Visit a mattress store to try and find the right mattress for you. Back sleepers and front sleepers can often benefit from firmer mattresses, while side sleepers may benefit more from softer mattresses. You should then consider the pillows and sheets – if you wake up itchy, you may want to consider hypoallergenic fillings and materials.
Block out the outside light
Many people sleep best in constant darkness. Exposure to light can often kickstart our cortisol glands and cause us to wake up. The glow of street lamps, passing car headlights or the early morning sun could all be examples of exposure to light throughout the night.
Blackout blinds are an effective way to block out light from outside. You could also try installing shutters onto your windows – there are many different types of shutter styles than can help to completely block out the light.
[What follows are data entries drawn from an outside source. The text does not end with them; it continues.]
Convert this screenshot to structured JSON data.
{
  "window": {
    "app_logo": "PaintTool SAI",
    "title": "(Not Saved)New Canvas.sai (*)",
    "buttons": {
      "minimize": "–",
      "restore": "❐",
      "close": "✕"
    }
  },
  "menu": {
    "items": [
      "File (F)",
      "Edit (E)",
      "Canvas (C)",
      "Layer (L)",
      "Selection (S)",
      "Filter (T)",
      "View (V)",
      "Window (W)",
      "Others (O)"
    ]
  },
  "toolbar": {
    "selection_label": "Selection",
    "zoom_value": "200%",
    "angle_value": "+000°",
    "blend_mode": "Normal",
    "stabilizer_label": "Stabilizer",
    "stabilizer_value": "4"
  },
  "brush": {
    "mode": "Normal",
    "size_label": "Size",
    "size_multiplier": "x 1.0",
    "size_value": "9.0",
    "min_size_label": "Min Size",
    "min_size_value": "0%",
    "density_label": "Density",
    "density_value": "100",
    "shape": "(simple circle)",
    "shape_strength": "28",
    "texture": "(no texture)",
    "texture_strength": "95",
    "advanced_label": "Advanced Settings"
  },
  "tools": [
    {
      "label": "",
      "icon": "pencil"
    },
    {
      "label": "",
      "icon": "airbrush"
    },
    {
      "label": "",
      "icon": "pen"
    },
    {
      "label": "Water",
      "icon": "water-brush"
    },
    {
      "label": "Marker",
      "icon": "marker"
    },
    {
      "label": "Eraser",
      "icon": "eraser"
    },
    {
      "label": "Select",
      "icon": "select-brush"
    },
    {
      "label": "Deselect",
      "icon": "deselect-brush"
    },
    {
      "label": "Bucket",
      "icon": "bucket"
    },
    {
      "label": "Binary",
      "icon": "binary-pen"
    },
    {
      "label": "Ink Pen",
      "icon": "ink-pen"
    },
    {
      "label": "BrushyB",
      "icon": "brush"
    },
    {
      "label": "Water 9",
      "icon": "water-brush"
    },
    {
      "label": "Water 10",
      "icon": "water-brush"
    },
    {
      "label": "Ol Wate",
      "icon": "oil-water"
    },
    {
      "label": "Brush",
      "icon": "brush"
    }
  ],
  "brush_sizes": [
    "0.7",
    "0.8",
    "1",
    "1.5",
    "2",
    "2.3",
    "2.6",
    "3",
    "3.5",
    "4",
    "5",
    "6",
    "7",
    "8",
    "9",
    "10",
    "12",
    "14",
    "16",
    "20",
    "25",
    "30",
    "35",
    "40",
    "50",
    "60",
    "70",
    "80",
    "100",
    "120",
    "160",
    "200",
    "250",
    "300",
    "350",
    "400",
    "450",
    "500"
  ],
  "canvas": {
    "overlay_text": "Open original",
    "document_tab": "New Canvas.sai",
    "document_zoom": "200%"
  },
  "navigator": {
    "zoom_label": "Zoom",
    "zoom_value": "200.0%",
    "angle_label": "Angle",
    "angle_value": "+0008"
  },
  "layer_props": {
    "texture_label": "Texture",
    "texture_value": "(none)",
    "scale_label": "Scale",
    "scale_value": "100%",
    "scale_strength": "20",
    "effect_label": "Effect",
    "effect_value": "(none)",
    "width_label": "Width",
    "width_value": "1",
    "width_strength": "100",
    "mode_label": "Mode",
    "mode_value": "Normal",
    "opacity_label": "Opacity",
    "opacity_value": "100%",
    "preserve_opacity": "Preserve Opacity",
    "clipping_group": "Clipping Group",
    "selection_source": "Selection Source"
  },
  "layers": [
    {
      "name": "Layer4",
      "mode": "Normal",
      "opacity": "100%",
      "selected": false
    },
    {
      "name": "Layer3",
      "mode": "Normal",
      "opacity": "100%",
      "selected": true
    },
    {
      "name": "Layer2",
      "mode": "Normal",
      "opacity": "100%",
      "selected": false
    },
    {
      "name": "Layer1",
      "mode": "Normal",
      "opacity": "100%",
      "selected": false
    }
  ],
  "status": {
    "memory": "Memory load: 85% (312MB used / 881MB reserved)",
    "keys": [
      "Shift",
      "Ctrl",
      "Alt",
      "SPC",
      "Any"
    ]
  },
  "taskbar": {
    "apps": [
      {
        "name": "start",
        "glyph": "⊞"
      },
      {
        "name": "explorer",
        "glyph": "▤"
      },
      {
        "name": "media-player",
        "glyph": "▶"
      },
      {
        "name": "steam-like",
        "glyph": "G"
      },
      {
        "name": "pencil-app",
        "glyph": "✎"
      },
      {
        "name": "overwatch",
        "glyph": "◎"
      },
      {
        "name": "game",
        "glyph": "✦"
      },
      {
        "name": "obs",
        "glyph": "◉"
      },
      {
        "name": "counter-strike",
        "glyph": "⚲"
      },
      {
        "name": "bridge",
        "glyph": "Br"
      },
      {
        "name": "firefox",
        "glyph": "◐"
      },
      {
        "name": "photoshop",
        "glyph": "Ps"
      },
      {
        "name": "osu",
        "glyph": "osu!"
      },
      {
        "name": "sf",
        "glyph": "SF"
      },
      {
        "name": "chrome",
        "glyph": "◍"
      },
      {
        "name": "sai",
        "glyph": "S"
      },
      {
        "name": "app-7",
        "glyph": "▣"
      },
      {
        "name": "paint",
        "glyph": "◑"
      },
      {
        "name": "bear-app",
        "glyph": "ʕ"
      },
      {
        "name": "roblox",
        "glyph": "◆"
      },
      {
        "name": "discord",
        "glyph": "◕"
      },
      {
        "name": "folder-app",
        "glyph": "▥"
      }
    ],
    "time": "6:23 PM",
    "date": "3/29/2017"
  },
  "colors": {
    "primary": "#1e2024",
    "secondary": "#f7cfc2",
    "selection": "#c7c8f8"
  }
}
Alternatively, you could start wearing a face mask to bed.
Try wearing earplugs
You may also be getting interrupted by noises throughout the night. This could be particularly the case if you live in an urban location.
Earplugs are the most effective way of blocking out these noises.
Regulate the temperature
Changes in temperature could also be causing you to toss and turn throughout the night. You could be waking up sweating from the heat, or you could be waking up shivering from the cold.
A decent HVAC system may be able to help regulate the temperature at a steady level. Meanwhile, try to choose breathable bedding that doesn’t react too quickly to temperature changes (Egyptian cotton is a good option for this).
Cut down on alcohol, caffeine and smoking
Alcohol, caffeine and smoking can each affect sleep quality in their own ways. Too much caffeine throughout the day could stop you from initially getting to sleep, as well as dehydrating you, causing you to wake up with a dry mouth. Too much alcohol is similarly likely to dehydrate you and stop you from getting into the REM stage of sleep. A smoking habit meanwhile can cause some people to wake up earlier and earlier as the nicotine craving kicks in.
Consider whether you could cut down on any of these habits to help improve your sleep.
Look into possible health conditions
An inability to get into a deep sleep can also be a sign of numerous health conditions ranging from sleep apnea to depression. If this concerns you, don’t be afraid to talk to your doctor – they may be able to help you come to a diagnosis.